The researchers found that in the glands they’d injected with cytokines, the lacrimal cells died by apoptosis—programmed cell death that occurs most often during embryonic development. They also found that the number of stem cells in the glands increased dramatically.

“We don’t know if the stem cells are recruited from elsewhere or are activated in the gland tissue,” says Zoukhri. He suspects that apoptosis triggers tissue repair by somehow sending the stem cells to the damaged glands, where they differentiate into new, healthy gland tissue.

His hypothesis is that a defect in the apoptotic process is what causes salivary and lacrimal glands to malfunction in people with Sjögren’s. (While the research published in 2008 was confined to the lacrimal gland, Zoukhri’s unpublished data show that the same principles apply to the salivary gland. “Diseases of one very often affect the other,” he says.)

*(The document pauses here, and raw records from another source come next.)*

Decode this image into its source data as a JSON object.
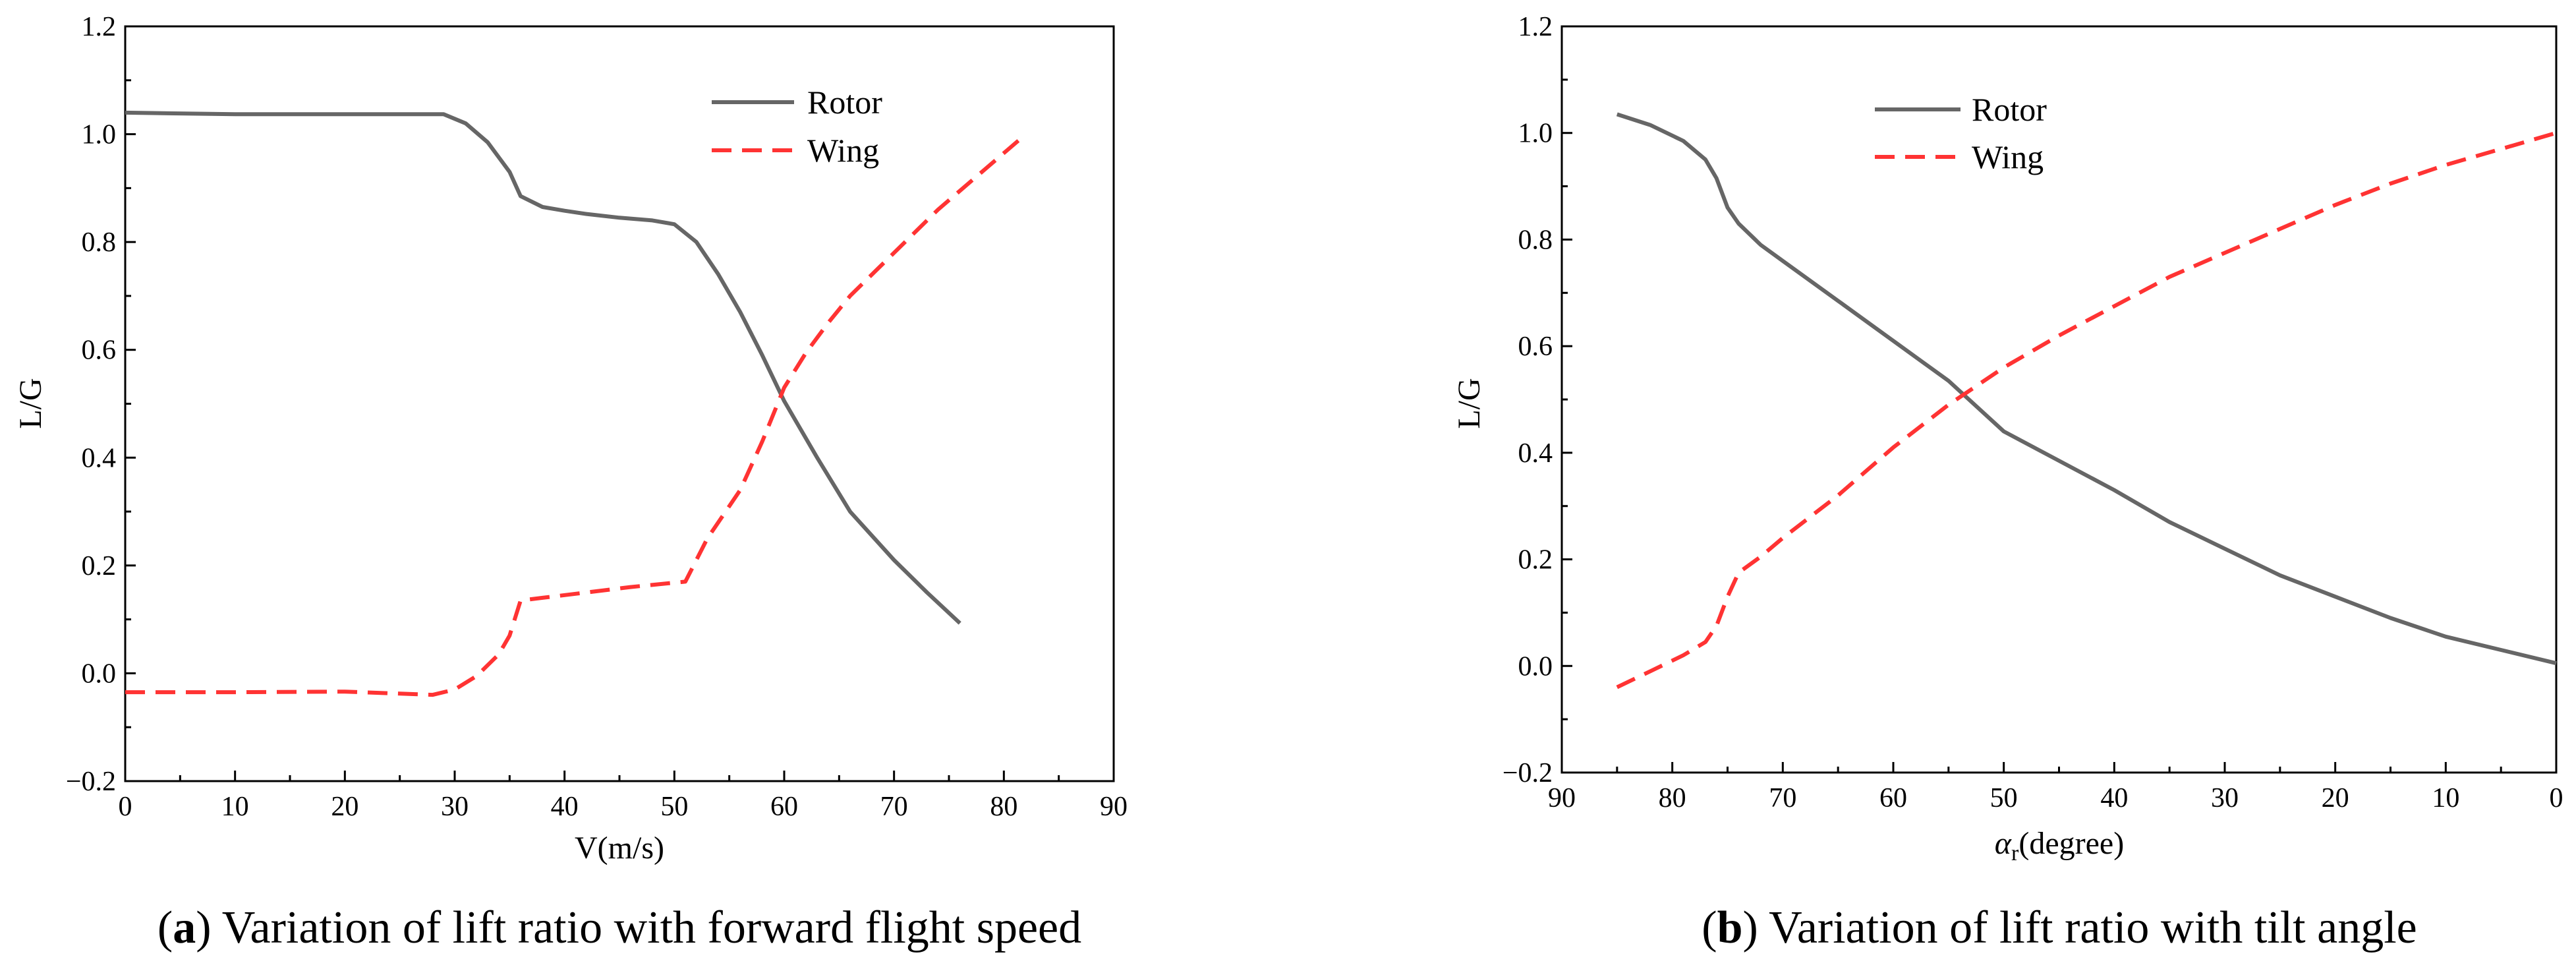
{
  "chart_data": [
    {
      "id": "a",
      "type": "line",
      "caption_letter": "a",
      "caption_open": "(",
      "caption_close": ")",
      "caption_text": " Variation of lift ratio with forward flight speed",
      "xlabel": "V(m/s)",
      "ylabel": "L/G",
      "xlim": [
        0,
        90
      ],
      "ylim": [
        -0.2,
        1.2
      ],
      "x_reversed": false,
      "xticks": [
        0,
        10,
        20,
        30,
        40,
        50,
        60,
        70,
        80,
        90
      ],
      "xtick_labels": [
        "0",
        "10",
        "20",
        "30",
        "40",
        "50",
        "60",
        "70",
        "80",
        "90"
      ],
      "yticks": [
        -0.2,
        0.0,
        0.2,
        0.4,
        0.6,
        0.8,
        1.0,
        1.2
      ],
      "ytick_labels": [
        "−0.2",
        "0.0",
        "0.2",
        "0.4",
        "0.6",
        "0.8",
        "1.0",
        "1.2"
      ],
      "legend_position": "top-center",
      "series": [
        {
          "name": "Rotor",
          "color": "#666666",
          "dash": "solid",
          "x": [
            0,
            10,
            20,
            29,
            31,
            33,
            35,
            36,
            38,
            40,
            42,
            45,
            48,
            50,
            52,
            54,
            56,
            58,
            60,
            63,
            66,
            70,
            73,
            76
          ],
          "y": [
            1.04,
            1.037,
            1.037,
            1.037,
            1.02,
            0.985,
            0.93,
            0.885,
            0.865,
            0.858,
            0.852,
            0.845,
            0.84,
            0.833,
            0.8,
            0.74,
            0.67,
            0.59,
            0.505,
            0.4,
            0.3,
            0.21,
            0.15,
            0.093
          ]
        },
        {
          "name": "Wing",
          "color": "#FF3333",
          "dash": "dashed",
          "x": [
            0,
            10,
            20,
            28,
            30,
            32,
            34,
            35,
            36,
            38,
            42,
            46,
            50,
            51,
            53,
            56,
            58,
            60,
            62,
            64,
            66,
            70,
            74,
            78,
            82
          ],
          "y": [
            -0.035,
            -0.035,
            -0.034,
            -0.04,
            -0.03,
            -0.005,
            0.035,
            0.07,
            0.135,
            0.14,
            0.15,
            0.16,
            0.168,
            0.17,
            0.25,
            0.34,
            0.43,
            0.53,
            0.595,
            0.65,
            0.7,
            0.78,
            0.86,
            0.93,
            1.0
          ]
        }
      ]
    },
    {
      "id": "b",
      "type": "line",
      "caption_letter": "b",
      "caption_open": "(",
      "caption_close": ")",
      "caption_text": " Variation of lift ratio with tilt angle",
      "xlabel_symbol": "α",
      "xlabel_sub": "r",
      "xlabel_rest": "(degree)",
      "ylabel": "L/G",
      "xlim": [
        90,
        0
      ],
      "ylim": [
        -0.2,
        1.2
      ],
      "x_reversed": true,
      "xticks": [
        90,
        80,
        70,
        60,
        50,
        40,
        30,
        20,
        10,
        0
      ],
      "xtick_labels": [
        "90",
        "80",
        "70",
        "60",
        "50",
        "40",
        "30",
        "20",
        "10",
        "0"
      ],
      "yticks": [
        -0.2,
        0.0,
        0.2,
        0.4,
        0.6,
        0.8,
        1.0,
        1.2
      ],
      "ytick_labels": [
        "−0.2",
        "0.0",
        "0.2",
        "0.4",
        "0.6",
        "0.8",
        "1.0",
        "1.2"
      ],
      "legend_position": "top-center",
      "series": [
        {
          "name": "Rotor",
          "color": "#666666",
          "dash": "solid",
          "x": [
            85,
            82,
            79,
            77,
            76,
            75,
            74,
            72,
            70,
            65,
            60,
            55,
            50,
            45,
            40,
            35,
            30,
            25,
            20,
            15,
            10,
            5,
            0
          ],
          "y": [
            1.035,
            1.015,
            0.985,
            0.95,
            0.915,
            0.86,
            0.83,
            0.79,
            0.76,
            0.685,
            0.61,
            0.535,
            0.44,
            0.385,
            0.33,
            0.27,
            0.22,
            0.17,
            0.13,
            0.09,
            0.055,
            0.03,
            0.005
          ]
        },
        {
          "name": "Wing",
          "color": "#FF3333",
          "dash": "dashed",
          "x": [
            85,
            82,
            79,
            77,
            76,
            75,
            74,
            72,
            70,
            65,
            60,
            55,
            50,
            45,
            40,
            35,
            30,
            25,
            20,
            15,
            10,
            5,
            0
          ],
          "y": [
            -0.04,
            -0.01,
            0.02,
            0.045,
            0.075,
            0.13,
            0.175,
            0.205,
            0.24,
            0.32,
            0.41,
            0.49,
            0.56,
            0.62,
            0.675,
            0.73,
            0.775,
            0.82,
            0.865,
            0.905,
            0.94,
            0.97,
            1.0
          ]
        }
      ]
    }
  ]
}
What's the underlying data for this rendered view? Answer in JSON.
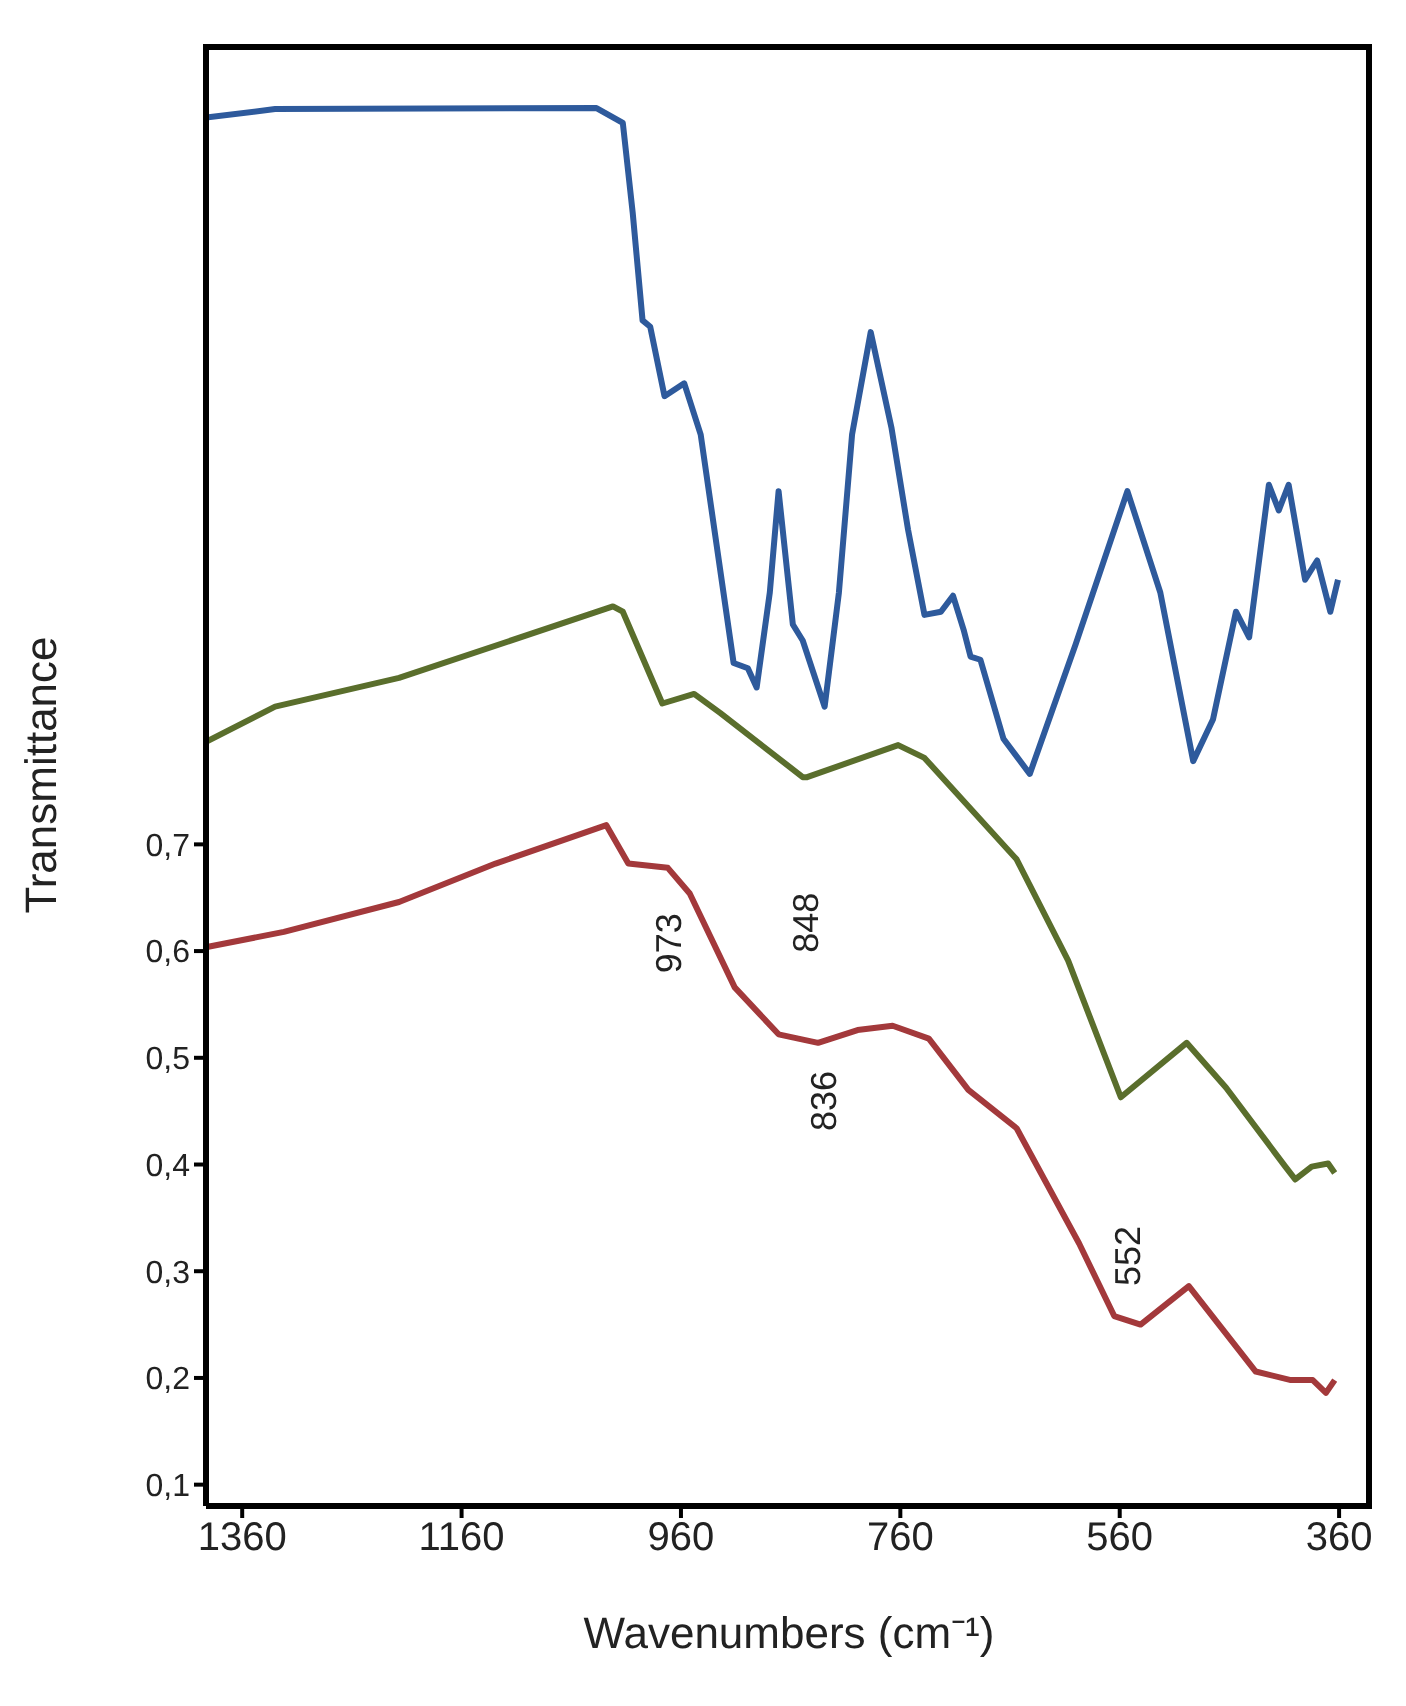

With the new NIH funding, Zoukhri and his team will isolate the mouse stem cells, propagate them outside the body, and inject them into other animals with damaged glands. If the cells can restore glandular function, it could signify a breakthrough in treating people with Sjögren’s and other disorders of the tear and salivary glands.

It goes without saying that replacing, instead of repairing, diseased and injured tear and salivary glands would be the grail for treating disorders like Sjögren’s. To that end, Zoukhri is collaborating with Christophe Egles, an assistant professor at the dental school who works in the lab of Jonathan Garlick, director of the school’s Division of Cancer Biology and Tissue Engineering, as well as with David Kaplan, professor and chair of biomedical engineering at Tufts, to create artificial lacrimal and salivary glands.

“We’d ultimately grow artificial glands, implant them into animal models and see how they work,” says Zoukhri.

This article first appeared in the Spring 2010 issue of Tufts Dental Medicine magazine.